The fire chief of the city of Salamanca testifying for the petitioner said that he had been in attendance with the fire department’s respirator and recalled the doctor pronouncing Mr. Rose dead an hour earlier than his wife.

The respondent then called several witnesses, friends of the deceased couple, who were present in the Saddle House on the fatal evening. These witnesses were as equally disinterested as the attending physician and they related their conversations with the doctor. The court does not deem it necessary to detail those conversations. It suffices to say that these people testified that the doctor stated to them that both the man and his wife were dead. He said, according to the witnesses, that he was *472permitting the respiratory treatment to continue because it kept the stricken friends occupied. One of the witnesses testified that the doctor said the persons could not have survived more than fifteen minutes. Another witness recalled that the doctor had never given any indication that he found life in either Mr. or Mrs. Rose.

These are the facts upon which the court must make a finding of fact as to whether or not there is sufficient evidence that Mrs. Rose survived Mr. Rose. Subdivision 1 of section 89 of the Decedent Estate Law provided:

“ § 89. Disposition of property where there is no sufficient evidence that persons have died otherwise than simultaneously.

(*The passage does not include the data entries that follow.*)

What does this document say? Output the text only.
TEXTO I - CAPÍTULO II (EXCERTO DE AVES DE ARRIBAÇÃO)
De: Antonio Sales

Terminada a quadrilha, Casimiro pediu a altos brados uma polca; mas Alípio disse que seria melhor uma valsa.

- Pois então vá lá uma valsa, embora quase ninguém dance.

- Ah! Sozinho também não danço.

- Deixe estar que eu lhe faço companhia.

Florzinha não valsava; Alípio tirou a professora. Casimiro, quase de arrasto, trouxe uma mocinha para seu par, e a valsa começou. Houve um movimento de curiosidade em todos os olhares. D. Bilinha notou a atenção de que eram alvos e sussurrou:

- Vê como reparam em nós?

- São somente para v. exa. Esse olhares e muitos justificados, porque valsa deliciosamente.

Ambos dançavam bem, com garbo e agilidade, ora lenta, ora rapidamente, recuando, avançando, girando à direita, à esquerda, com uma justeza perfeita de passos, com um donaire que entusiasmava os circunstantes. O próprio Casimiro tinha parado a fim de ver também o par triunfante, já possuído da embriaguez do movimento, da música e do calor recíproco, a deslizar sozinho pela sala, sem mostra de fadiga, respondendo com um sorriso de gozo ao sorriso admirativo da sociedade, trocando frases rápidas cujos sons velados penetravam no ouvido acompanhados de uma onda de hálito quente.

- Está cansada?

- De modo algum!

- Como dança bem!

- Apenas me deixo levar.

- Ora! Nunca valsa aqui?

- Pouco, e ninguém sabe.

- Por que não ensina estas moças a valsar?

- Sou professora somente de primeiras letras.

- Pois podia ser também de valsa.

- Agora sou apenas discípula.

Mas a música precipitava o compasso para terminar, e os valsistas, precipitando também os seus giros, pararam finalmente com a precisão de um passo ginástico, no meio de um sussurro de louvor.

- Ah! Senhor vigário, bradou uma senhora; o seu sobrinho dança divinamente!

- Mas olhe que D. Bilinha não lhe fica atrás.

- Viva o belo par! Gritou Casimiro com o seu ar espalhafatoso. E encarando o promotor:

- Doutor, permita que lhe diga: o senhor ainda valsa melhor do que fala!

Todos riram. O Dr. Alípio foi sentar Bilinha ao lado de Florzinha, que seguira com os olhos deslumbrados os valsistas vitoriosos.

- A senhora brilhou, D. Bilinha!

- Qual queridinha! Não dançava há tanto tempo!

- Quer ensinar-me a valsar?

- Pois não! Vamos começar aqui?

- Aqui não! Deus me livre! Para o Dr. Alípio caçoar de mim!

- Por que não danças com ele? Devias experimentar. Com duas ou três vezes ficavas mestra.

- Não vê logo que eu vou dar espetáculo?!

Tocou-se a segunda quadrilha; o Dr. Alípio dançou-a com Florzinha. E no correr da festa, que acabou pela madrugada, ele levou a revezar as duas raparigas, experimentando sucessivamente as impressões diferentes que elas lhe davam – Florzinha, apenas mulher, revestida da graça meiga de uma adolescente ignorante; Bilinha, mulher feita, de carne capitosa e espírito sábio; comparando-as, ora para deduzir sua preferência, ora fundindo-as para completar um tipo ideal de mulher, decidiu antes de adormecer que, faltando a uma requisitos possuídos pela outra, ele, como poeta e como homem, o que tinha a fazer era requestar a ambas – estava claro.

1. Where the title to property or the devolution thereof depends upon priority of death and there is no sufficient evidence that the persons have died otherwise than simultaneously, the property of each person shall be disposed of as if he had survived, except as otherwise provided in this section.”

Stating the problem briefly, we have the unequivocal statement of the attending psysician that one of these persons died an hour earlier than the other, which information the doctor also entered on the certificates of death. Against this we have the testimony of disinterested and impressive witnesses that the doctor had stated to them that both persons were dead upon his arrival. It is not necessary to mention the possible ways in which this conflicting testimony may be reconciled. It may be that the doctor did not wish to extend any hope to the friends of the decedents and therefore did not disclose to them the faint spark of life which he detected in both the man and his wife.

It suffices to say that the court must hold that such testimony of an attending physician is sufficient to establish that Mrs. Rose survived her husband by approximately one hour.

It has occurred to the court, however, that while the mandate of the statute requires this decision, we cannot help but note that the ends of justice might be better served if the section were to provide the same equitable division of assets, not only where there is insufficient evidence that one has survived the other, but in any case where two such deaths result from a common disaster.

A decree may enter in accordance with this opinion.